Verlässlichkeit für den Familienalltag: Neue Kriterien sichern die Nachmittagsbetreuung in Südtirol

Mit einem Budget von 5,5 Millionen Euro und klaren Qualitätsvorgaben sorgt das Land dafür, dass Eltern aufatmen können und Kinder nach der Schule gut aufgehoben sind.

A teacher smiling and engaging with two young students holding craft materials in a classroom setting, with other children working in the background.
Foto: LPA/Hannes Wisthaler

Für viele berufstätige Eltern in Südtirol ist die Organisation des Alltags ein ständiger Balanceakt: Wenn die Schulglocke mittags läutet, der eigene Arbeitstag aber noch Stunden dauert, braucht es verlässliche Lösungen. Um Familien bei dieser täglichen Herausforderung den Rücken zu stärken, hat die Landesregierung nun neue Richtlinien für die außerschulische Nachmittagsbetreuung beschlossen. Damit ist die Finanzierung und Qualität der Angebote für das kommende Schuljahr 2026/27 gesichert.

Hinter dem bürokratischen Begriff der „neuen Kriterien“ verbirgt sich für viele Mütter und Väter eine sehr greifbare Erleichterung.
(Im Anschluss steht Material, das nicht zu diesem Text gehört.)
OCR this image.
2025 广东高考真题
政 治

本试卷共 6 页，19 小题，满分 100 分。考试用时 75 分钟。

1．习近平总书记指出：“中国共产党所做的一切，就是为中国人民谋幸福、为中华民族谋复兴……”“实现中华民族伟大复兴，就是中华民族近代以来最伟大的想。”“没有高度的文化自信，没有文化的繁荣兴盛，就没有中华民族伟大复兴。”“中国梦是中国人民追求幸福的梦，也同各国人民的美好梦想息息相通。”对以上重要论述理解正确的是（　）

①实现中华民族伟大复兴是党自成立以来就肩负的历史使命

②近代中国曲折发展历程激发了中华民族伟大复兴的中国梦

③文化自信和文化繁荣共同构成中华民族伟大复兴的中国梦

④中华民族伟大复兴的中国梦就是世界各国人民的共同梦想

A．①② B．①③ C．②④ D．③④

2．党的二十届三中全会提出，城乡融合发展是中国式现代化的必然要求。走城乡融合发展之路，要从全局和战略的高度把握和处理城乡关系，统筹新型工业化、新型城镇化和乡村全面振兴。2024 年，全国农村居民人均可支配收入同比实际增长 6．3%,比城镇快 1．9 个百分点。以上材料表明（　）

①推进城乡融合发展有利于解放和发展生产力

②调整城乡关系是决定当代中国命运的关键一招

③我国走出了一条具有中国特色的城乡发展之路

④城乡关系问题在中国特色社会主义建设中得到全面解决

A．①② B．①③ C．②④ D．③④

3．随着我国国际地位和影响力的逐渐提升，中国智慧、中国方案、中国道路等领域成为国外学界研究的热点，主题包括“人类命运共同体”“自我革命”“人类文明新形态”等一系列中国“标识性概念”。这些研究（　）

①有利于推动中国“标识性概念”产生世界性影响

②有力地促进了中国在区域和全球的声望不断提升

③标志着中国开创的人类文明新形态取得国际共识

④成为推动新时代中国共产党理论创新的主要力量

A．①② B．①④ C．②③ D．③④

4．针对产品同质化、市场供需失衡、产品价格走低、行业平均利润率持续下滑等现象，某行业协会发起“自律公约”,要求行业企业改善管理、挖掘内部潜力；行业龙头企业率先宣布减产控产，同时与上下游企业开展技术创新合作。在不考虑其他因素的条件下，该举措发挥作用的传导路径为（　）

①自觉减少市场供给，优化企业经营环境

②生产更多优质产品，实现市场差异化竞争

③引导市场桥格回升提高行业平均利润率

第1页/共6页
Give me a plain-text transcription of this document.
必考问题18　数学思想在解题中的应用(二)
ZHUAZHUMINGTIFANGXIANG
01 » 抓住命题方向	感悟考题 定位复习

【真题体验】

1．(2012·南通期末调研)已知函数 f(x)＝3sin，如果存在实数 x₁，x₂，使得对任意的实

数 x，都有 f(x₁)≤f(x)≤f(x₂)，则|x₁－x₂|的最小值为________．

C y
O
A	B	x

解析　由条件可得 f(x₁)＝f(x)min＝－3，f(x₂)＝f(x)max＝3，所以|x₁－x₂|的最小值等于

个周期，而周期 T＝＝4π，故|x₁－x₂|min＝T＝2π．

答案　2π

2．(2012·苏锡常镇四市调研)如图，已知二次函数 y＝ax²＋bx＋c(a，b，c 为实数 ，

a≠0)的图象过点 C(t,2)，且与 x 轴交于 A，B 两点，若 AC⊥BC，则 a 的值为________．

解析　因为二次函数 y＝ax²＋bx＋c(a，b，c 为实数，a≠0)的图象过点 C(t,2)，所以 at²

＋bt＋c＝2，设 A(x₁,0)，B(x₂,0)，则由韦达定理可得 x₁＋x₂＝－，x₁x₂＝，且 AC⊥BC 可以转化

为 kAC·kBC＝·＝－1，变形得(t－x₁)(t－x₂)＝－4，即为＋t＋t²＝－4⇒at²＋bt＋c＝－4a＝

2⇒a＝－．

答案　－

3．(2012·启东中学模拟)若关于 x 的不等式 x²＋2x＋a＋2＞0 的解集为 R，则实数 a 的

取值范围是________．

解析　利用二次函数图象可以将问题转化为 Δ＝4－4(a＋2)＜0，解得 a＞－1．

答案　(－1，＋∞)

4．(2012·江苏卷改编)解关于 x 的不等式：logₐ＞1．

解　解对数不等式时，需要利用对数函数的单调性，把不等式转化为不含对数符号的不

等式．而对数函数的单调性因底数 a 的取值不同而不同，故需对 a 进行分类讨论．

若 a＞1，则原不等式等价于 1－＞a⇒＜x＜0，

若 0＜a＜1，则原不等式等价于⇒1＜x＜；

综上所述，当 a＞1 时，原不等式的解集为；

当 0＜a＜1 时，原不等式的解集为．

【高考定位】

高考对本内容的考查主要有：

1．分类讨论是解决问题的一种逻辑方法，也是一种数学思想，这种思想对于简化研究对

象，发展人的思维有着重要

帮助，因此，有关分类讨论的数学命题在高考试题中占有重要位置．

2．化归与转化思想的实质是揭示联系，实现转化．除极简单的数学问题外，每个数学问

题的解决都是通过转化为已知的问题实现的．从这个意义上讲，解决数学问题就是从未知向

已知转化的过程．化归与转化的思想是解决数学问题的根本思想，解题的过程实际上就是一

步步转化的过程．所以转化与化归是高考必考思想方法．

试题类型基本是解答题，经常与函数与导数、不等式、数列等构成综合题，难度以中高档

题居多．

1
Es geht um die Gewissheit, dass die eigenen Kinder nach dem Unterricht nicht nur sicher betreut sind, sondern auch Hilfe bei den Hausaufgaben bekommen und den Nachmittag sinnvoll mit Gleichaltrigen verbringen. Landesrätin Rosmarie Pamer brachte es auf den Punkt: Familien brauchen im Alltag feste, verlässliche Strukturen, um Beruf und Privatleben überhaupt unter einen Hut zu bekommen. Genau hier setzen die neuen Vorgaben an, um spürbar zu entlasten.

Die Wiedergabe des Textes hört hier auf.